In mathematics, specifically set theory, a cumulative hierarchy is a family of sets W_α indexed by ordinals α such that

W_α ⊆ W_α+1
If α is a limit ordinal, then W_α = ∪_β<α W_β

Some authors additionally require that W_α+1 ⊆ P(W_α) or that W₀ is empty.^{[citation needed]}

The union W of the sets of a cumulative hierarchy is often used as a model of set theory.^{[citation needed]}

The phrase "the cumulative hierarchy" usually refers to the standard cumulative hierarchy V_α of the von Neumann universe with V_α+1 = P(V_α) introduced by Zermelo (1930).

Reflection principle[]

A cumulative hierarchy satisfies a form of the reflection principle: any formula in the language of set theory that holds in the union W of the hierarchy also holds in some stages W_α.

Examples[]

The von Neumann universe is built from a cumulative hierarchy V_α.
The sets L_α of the constructible universe form a cumulative hierarchy.
The Boolean-valued models constructed by forcing are built using a cumulative hierarchy.
The well founded sets in a model of set theory (possibly not satisfying the axiom of foundation) form a cumulative hierarchy whose union satisfies the axiom of foundation.

References[]

Jech, Thomas (2003).
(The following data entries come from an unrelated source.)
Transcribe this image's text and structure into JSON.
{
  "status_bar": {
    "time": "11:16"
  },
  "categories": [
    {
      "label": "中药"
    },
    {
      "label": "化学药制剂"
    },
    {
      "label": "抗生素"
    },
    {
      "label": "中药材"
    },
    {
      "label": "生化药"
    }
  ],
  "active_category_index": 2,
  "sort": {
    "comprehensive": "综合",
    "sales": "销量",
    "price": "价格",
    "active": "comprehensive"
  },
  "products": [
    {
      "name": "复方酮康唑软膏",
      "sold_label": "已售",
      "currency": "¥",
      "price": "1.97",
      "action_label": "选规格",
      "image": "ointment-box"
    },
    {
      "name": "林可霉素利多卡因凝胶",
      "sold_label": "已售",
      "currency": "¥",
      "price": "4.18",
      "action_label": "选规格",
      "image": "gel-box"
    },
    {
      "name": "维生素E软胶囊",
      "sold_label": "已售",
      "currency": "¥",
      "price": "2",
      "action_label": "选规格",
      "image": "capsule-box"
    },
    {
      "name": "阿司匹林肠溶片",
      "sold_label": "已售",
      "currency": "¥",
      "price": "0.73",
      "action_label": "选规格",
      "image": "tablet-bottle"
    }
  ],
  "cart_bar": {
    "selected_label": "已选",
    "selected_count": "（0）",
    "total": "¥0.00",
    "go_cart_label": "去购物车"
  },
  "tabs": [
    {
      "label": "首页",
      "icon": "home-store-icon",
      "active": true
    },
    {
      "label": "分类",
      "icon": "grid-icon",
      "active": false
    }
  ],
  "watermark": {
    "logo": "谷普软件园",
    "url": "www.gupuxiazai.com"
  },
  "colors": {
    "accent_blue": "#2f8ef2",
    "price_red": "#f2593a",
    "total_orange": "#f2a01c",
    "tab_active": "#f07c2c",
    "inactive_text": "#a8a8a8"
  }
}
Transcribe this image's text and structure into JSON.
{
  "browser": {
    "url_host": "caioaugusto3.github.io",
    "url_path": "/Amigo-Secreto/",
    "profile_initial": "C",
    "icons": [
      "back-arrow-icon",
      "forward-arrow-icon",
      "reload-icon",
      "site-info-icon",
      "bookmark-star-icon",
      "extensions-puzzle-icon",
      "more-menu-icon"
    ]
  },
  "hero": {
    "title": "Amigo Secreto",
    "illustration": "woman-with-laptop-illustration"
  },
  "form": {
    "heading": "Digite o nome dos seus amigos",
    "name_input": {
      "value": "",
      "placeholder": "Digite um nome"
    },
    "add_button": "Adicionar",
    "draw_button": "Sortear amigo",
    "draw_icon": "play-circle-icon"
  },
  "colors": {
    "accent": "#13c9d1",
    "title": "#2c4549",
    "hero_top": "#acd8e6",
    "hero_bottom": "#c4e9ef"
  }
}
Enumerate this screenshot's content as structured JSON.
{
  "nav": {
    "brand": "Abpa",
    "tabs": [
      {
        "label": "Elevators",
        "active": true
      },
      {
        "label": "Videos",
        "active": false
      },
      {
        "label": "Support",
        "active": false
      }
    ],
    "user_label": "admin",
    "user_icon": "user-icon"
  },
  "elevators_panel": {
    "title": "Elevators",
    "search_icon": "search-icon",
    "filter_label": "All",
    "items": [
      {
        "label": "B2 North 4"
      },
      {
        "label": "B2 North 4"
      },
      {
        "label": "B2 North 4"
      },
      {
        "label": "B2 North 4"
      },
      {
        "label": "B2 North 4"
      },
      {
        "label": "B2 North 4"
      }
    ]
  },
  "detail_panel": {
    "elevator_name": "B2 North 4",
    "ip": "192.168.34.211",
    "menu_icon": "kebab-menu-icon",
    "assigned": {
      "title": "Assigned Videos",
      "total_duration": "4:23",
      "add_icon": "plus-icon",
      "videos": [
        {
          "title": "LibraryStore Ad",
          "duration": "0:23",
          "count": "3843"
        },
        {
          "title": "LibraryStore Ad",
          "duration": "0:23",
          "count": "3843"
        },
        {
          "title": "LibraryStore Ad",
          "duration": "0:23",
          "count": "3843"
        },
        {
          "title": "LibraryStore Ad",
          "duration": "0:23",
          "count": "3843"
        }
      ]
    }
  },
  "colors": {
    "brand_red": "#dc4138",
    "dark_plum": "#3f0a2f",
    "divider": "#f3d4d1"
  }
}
Set Theory. Springer Monographs in Mathematics (Third Millennium ed.). Berlin, New York: Springer-Verlag. ISBN 978-3-540-44085-7. Zbl 1007.03002.
Zermelo, Ernst (1930). "Über Grenzzahlen und Mengenbereiche: Neue Untersuchungen über die Grundlagen der Mengenlehre". Fundamenta Mathematicae. 16: 29–47. doi:10.4064/fm-16-1-29-47.